Telephone-delivered contingency management to promote behaviour change in addiction treatment.
Background: Contingency Management (CM) interventions (positive reinforcement to encourage behaviour change) have gained considerable interest in the treatment of addiction. However, they require frequent monitoring of behaviour change and differential delivery of incentives making their implementation resource intensive and burdensome for clinical staff. CM delivered by technology might offer a low-cost alternative, allowing greater accessibility to services; remote therapeutic contact and monitoring of behaviour; minimise issues of staffing and resources; and allow for services to stay in contact with patients over a longer period to support recovery.
Recent research evidence suggests that mobile telephone-delivered CM may be effective in promoting health related behaviours including smoking cessation and abstinence from alcohol.

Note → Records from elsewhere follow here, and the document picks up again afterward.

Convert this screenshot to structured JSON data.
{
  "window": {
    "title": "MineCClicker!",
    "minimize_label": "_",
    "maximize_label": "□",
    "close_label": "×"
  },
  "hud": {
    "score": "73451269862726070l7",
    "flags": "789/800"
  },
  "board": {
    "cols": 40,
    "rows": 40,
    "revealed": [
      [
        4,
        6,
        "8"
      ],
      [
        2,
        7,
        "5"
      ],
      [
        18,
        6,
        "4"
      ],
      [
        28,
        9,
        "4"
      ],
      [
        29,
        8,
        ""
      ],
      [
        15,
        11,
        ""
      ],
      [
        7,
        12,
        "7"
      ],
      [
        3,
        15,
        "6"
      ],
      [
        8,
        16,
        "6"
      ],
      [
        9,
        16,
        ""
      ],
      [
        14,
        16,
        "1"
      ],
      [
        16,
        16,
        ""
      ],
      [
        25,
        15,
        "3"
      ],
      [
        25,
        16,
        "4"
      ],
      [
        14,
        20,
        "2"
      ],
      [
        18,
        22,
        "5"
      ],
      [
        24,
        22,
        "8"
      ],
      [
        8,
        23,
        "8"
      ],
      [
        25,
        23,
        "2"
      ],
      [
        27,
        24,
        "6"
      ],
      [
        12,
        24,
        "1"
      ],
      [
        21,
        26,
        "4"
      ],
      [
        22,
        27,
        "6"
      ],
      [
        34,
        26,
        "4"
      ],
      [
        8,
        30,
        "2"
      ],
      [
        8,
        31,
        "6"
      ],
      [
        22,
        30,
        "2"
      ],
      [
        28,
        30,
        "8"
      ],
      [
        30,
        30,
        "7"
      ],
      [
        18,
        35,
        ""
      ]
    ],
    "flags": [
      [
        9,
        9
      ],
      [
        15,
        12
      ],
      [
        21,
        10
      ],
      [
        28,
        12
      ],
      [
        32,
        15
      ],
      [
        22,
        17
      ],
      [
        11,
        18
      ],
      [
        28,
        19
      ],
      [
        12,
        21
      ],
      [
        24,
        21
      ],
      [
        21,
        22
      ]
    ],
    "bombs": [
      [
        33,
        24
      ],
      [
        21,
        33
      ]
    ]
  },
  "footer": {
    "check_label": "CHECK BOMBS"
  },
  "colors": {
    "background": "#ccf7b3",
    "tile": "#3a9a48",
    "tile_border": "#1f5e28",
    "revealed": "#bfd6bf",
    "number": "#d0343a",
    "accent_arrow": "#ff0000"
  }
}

However, little is known about the key mechanisms involved in determining how it may work and when and for whom; or whether it is feasible to implement or acceptable to staff and service users in UK addiction services. To address these questions, a mixed methods study is being carried out to investigate if CM interventions can be delivered by mobile telephone to promote behaviour change by assessing the evidence for its effectiveness and its feasibility and acceptability among addiction service users and staff.

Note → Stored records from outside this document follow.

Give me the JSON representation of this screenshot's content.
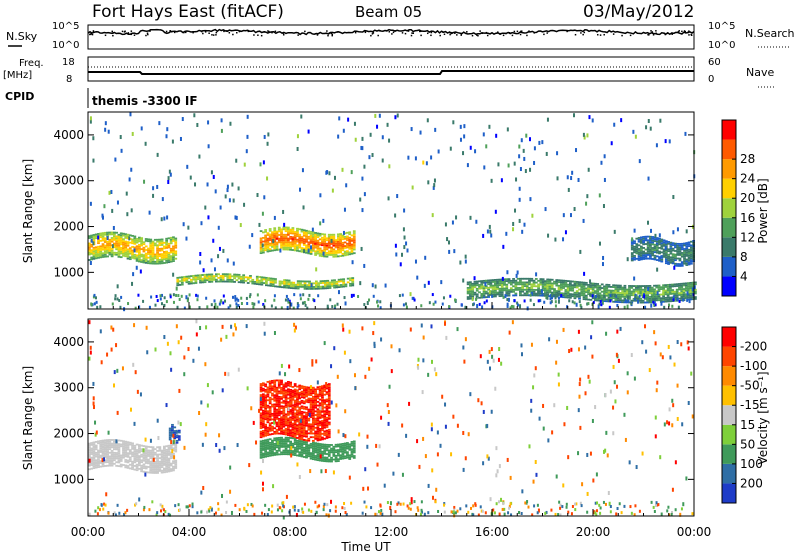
{
  "header": {
    "station": "Fort Hays East (fitACF)",
    "beam": "Beam 05",
    "date": "03/May/2012"
  },
  "top_panels": {
    "nsky_label": "N.Sky",
    "nsky_ticks": [
      "10^5",
      "10^0"
    ],
    "nsearch_label": "N.Search",
    "nsearch_ticks": [
      "10^5",
      "10^0"
    ],
    "freq_label": "Freq.",
    "freq_unit": "[MHz]",
    "freq_ticks": [
      "18",
      "8"
    ],
    "nave_label": "Nave",
    "nave_ticks": [
      "60",
      "0"
    ],
    "cpid_label": "CPID",
    "cpid_value": "themis -3300 IF"
  },
  "chart_data": [
    {
      "type": "heatmap",
      "name": "power",
      "ylabel": "Slant Range [km]",
      "xlabel": "",
      "ylim": [
        200,
        4500
      ],
      "yticks": [
        "1000",
        "2000",
        "3000",
        "4000"
      ],
      "xlim_hours": [
        0,
        24
      ],
      "colorbar": {
        "label": "Power [dB]",
        "ticks": [
          "4",
          "8",
          "12",
          "16",
          "20",
          "24",
          "28"
        ],
        "range": [
          0,
          32
        ],
        "colors": [
          "#0000ff",
          "#1e5fc8",
          "#3a7a6a",
          "#4fa05a",
          "#9fd23c",
          "#ffd000",
          "#ff9a00",
          "#ff5a00",
          "#ff0000"
        ]
      },
      "features": [
        {
          "name": "band-1500km-early",
          "t_start": 0,
          "t_end": 3.5,
          "range_km": [
            1250,
            1800
          ],
          "power_db": 22
        },
        {
          "name": "band-1600km-evening",
          "t_start": 6.8,
          "t_end": 10.5,
          "range_km": [
            1400,
            1900
          ],
          "power_db": 26
        },
        {
          "name": "band-800km",
          "t_start": 3.5,
          "t_end": 10.5,
          "range_km": [
            700,
            900
          ],
          "power_db": 18
        },
        {
          "name": "band-400km-late",
          "t_start": 15,
          "t_end": 24,
          "range_km": [
            400,
            800
          ],
          "power_db": 14
        },
        {
          "name": "band-1400km-end",
          "t_start": 21.5,
          "t_end": 24,
          "range_km": [
            1200,
            1700
          ],
          "power_db": 10
        }
      ]
    },
    {
      "type": "heatmap",
      "name": "velocity",
      "ylabel": "Slant Range [km]",
      "xlabel": "Time UT",
      "ylim": [
        200,
        4500
      ],
      "yticks": [
        "1000",
        "2000",
        "3000",
        "4000"
      ],
      "xlim_hours": [
        0,
        24
      ],
      "xticks": [
        "00:00",
        "04:00",
        "08:00",
        "12:00",
        "16:00",
        "20:00",
        "00:00"
      ],
      "colorbar": {
        "label": "Velocity [m s⁻¹]",
        "ticks": [
          "200",
          "100",
          "50",
          "15",
          "-15",
          "-50",
          "-100",
          "-200"
        ],
        "range": [
          -250,
          250
        ],
        "colors": [
          "#1e3cc8",
          "#2f6ea5",
          "#3f9a5a",
          "#7ecf3a",
          "#c8c8c8",
          "#ffc000",
          "#ff8a00",
          "#ff4500",
          "#ff0000"
        ]
      },
      "features": [
        {
          "name": "ground-scatter-early",
          "t_start": 0,
          "t_end": 3.5,
          "range_km": [
            1200,
            1800
          ],
          "velocity": 0
        },
        {
          "name": "positive-1600km",
          "t_start": 6.8,
          "t_end": 10.5,
          "range_km": [
            1450,
            1850
          ],
          "velocity": 80
        },
        {
          "name": "negative-2200km",
          "t_start": 6.8,
          "t_end": 9.5,
          "range_km": [
            1900,
            3100
          ],
          "velocity": -200
        },
        {
          "name": "positive-blob-2000km",
          "t_start": 3.2,
          "t_end": 3.6,
          "range_km": [
            1850,
            2100
          ],
          "velocity": 200
        }
      ]
    }
  ]
}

Methods: A systematic review and meta-analysis sought to assess the effectiveness of telephone-delivered CM to promote abstinence and treatment adherence among individuals receiving substance use treatment.

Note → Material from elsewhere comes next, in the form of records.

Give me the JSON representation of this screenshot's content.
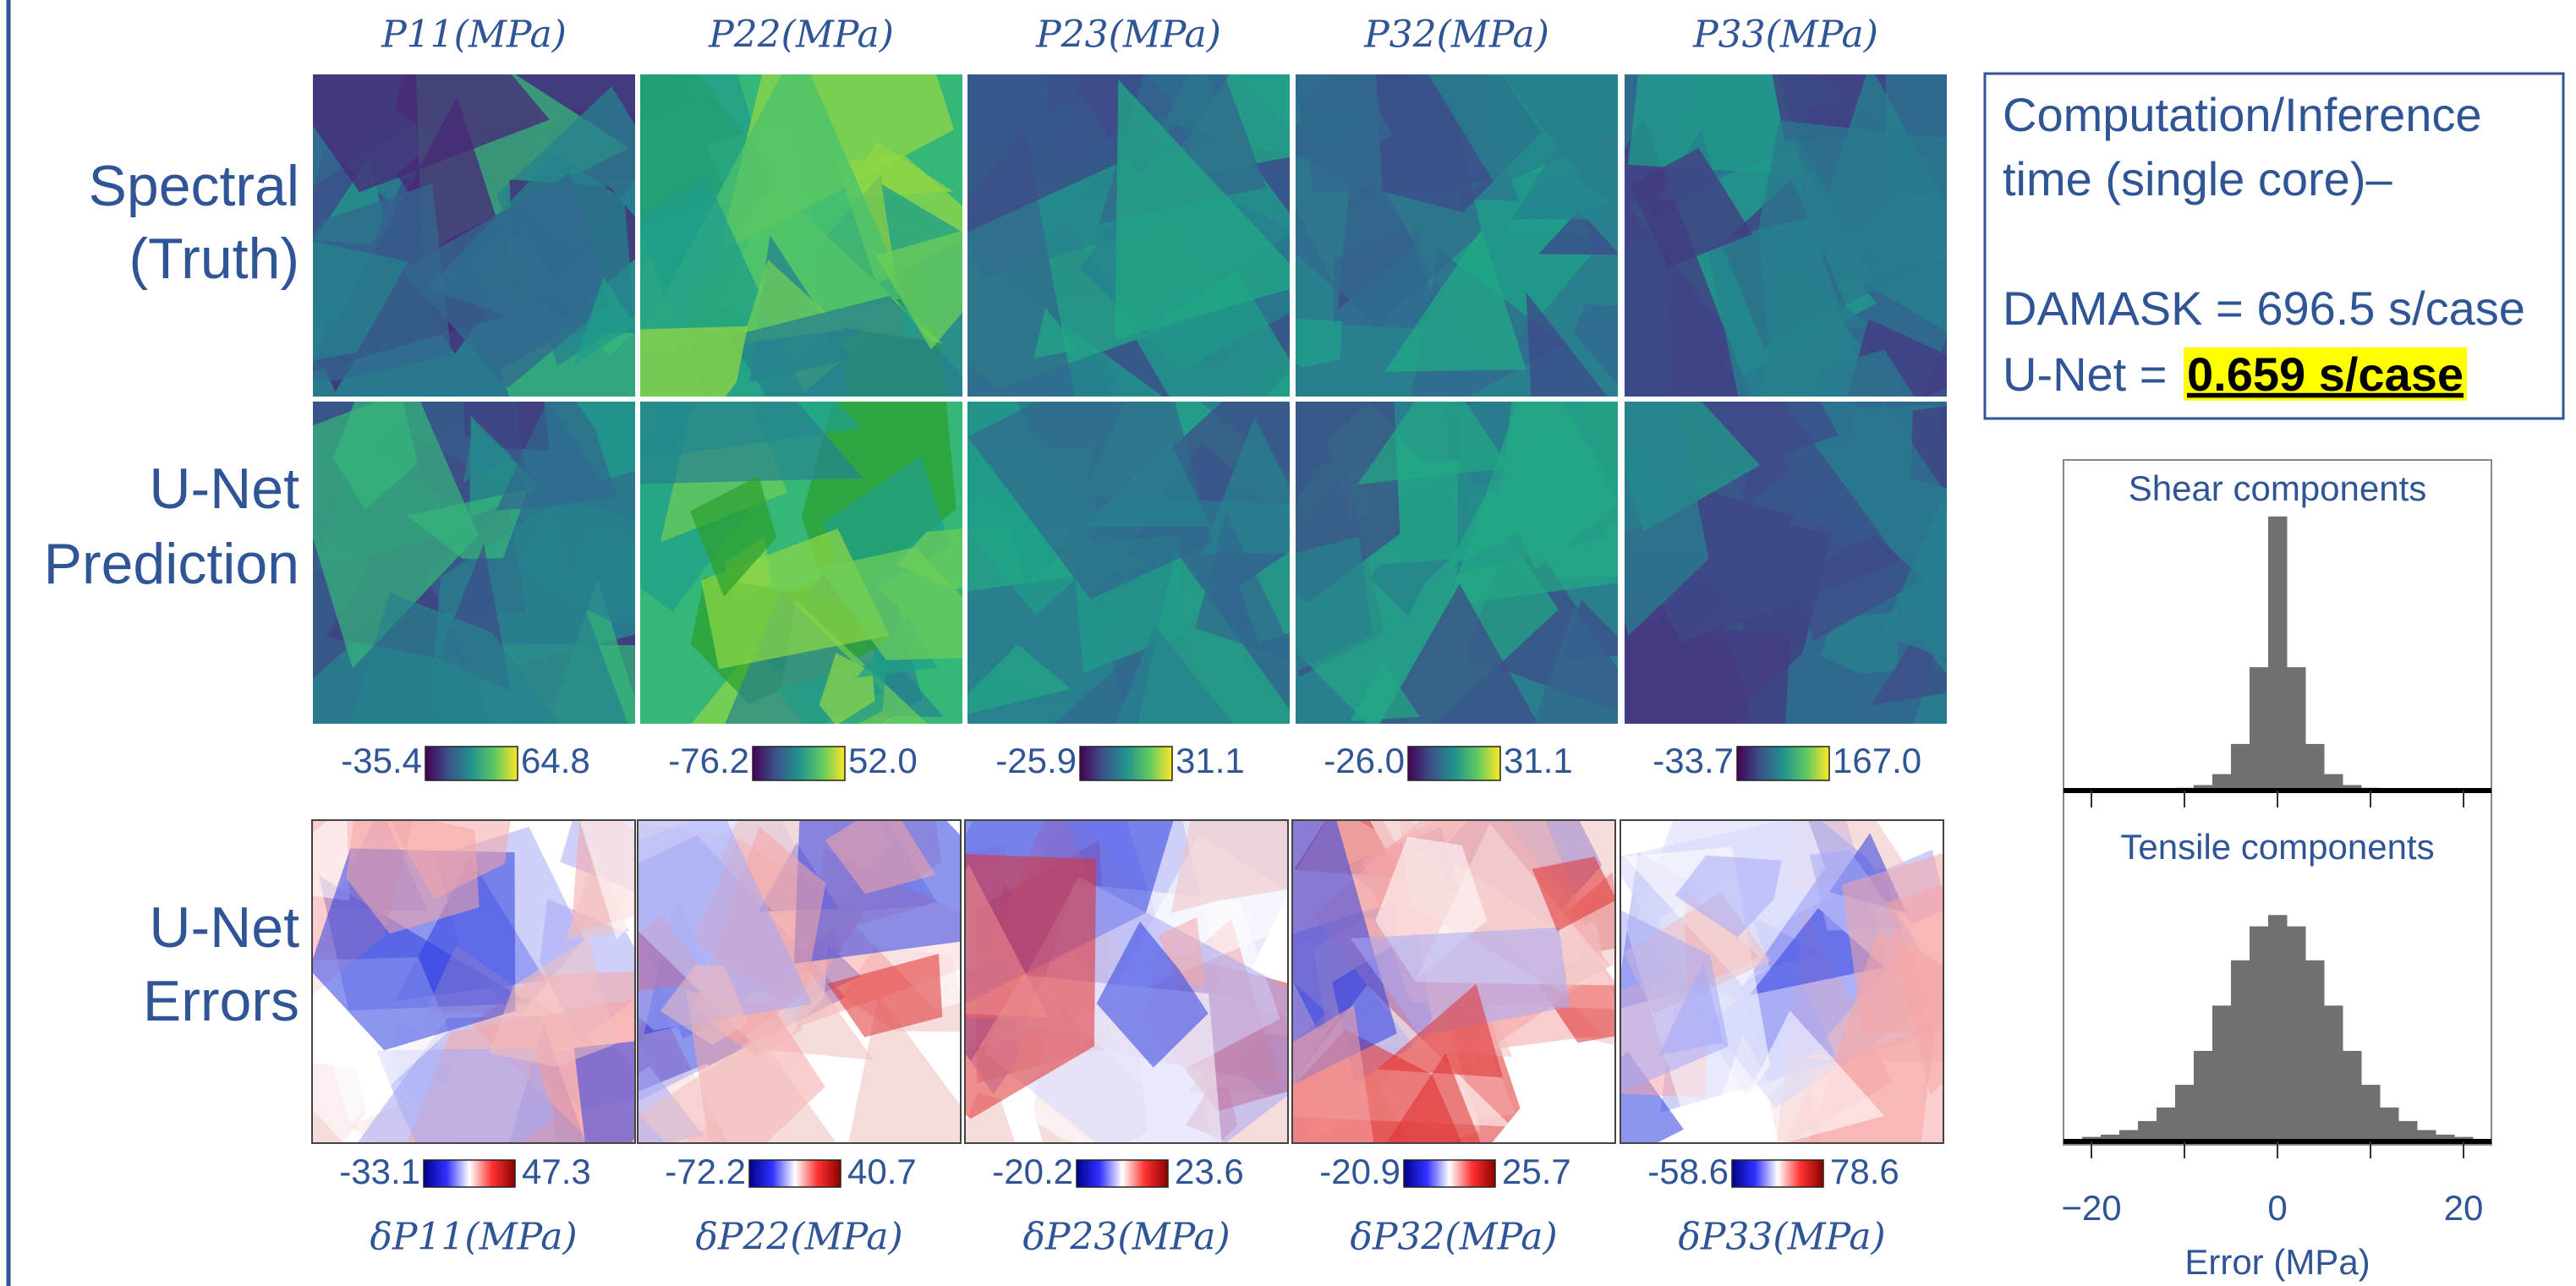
{
  "columns": [
    "P11(MPa)",
    "P22(MPa)",
    "P23(MPa)",
    "P32(MPa)",
    "P33(MPa)"
  ],
  "row_labels": [
    [
      "Spectral",
      "(Truth)"
    ],
    [
      "U-Net",
      "Prediction"
    ],
    [
      "U-Net",
      "Errors"
    ]
  ],
  "colorbars": [
    {
      "min": "-35.4",
      "max": "64.8"
    },
    {
      "min": "-76.2",
      "max": "52.0"
    },
    {
      "min": "-25.9",
      "max": "31.1"
    },
    {
      "min": "-26.0",
      "max": "31.1"
    },
    {
      "min": "-33.7",
      "max": "167.0"
    }
  ],
  "error_colorbars": [
    {
      "min": "-33.1",
      "max": "47.3"
    },
    {
      "min": "-72.2",
      "max": "40.7"
    },
    {
      "min": "-20.2",
      "max": "23.6"
    },
    {
      "min": "-20.9",
      "max": "25.7"
    },
    {
      "min": "-58.6",
      "max": "78.6"
    }
  ],
  "error_labels": [
    "δP11(MPa)",
    "δP22(MPa)",
    "δP23(MPa)",
    "δP32(MPa)",
    "δP33(MPa)"
  ],
  "info_box": {
    "lines": [
      "Computation/Inference",
      "time (single core)–",
      "DAMASK  = 696.5 s/case",
      "U-Net = "
    ],
    "highlight": "0.659 s/case"
  },
  "histograms": {
    "x_label": "Error (MPa)",
    "xlim": [
      -23,
      23
    ],
    "xticks": [
      {
        "value": -20,
        "label": "−20"
      },
      0,
      20
    ],
    "xminorticks": [
      -10,
      10
    ],
    "bins": [
      -23,
      -21,
      -19,
      -17,
      -15,
      -13,
      -11,
      -9,
      -7,
      -5,
      -3,
      -1,
      1,
      3,
      5,
      7,
      9,
      11,
      13,
      15,
      17,
      19,
      21,
      23
    ],
    "panels": [
      {
        "title": "Shear components",
        "color": "#707070",
        "ylim": [
          0,
          120
        ],
        "counts": [
          0,
          0,
          0,
          0,
          0,
          0,
          1,
          2,
          6,
          17,
          45,
          100,
          45,
          17,
          6,
          2,
          1,
          0,
          0,
          0,
          0,
          0,
          0
        ]
      },
      {
        "title": "Tensile components",
        "color": "#707070",
        "ylim": [
          0,
          155
        ],
        "counts": [
          1,
          2,
          3,
          5,
          9,
          15,
          25,
          40,
          60,
          80,
          95,
          100,
          95,
          80,
          60,
          40,
          25,
          15,
          9,
          5,
          3,
          2,
          1
        ]
      }
    ]
  }
}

A process evaluation will enable exploration of how telephone-delivered CM is being implemented in a UK addiction service setting. Semi-structured interviews with 20 patients at a London drug clinic receiving telephone-delivered CM as part of a trial will be conducted. Clinic staff involved in the intervention will also be interviewed. Interviews will allow for exploration of contextual factors that might influence intervention implementation and the causal mechanisms that promote behaviour change in non-face-to-face interventions. Interviews will also explore the concept of therapeutic alliance and aid the development of a tool to measure the strength of this relationship. Interviews are audio-recorded, transcribed verbatim and subjected to a thematic analysis.
Results: Our systematic review and random effects meta-analyses found telephone-delivered CM conditions to yield better outcomes compared to treatment as usual conditions across a number of outcomes when targeting substance use; Percentage of Negative Samples (PNS), Longest Duration Abstinence (LDA) and Quit rate (QR).
Participants experiences and attitudes towards CM (receiving verbal praise and financial incentives) and receiving it remotely will also be presented. Reflecting on the key themes including history of drug use, previous attempts in recovery, experience of methadone maintenance programmes, acceptance of the CM intervention delivered by telephone and the strength of any therapeutic relationship in non-face-to-face interventions will be presented.
Promising, but limited evidence base for telephone-delivered CM suggests the need for future research. Understanding how these interventions might promote behaviour change and capturing patient’s experiences and willingness to receive CM delivered remotely will help our understanding of how these interventions might work and who is most likely to benefit from them.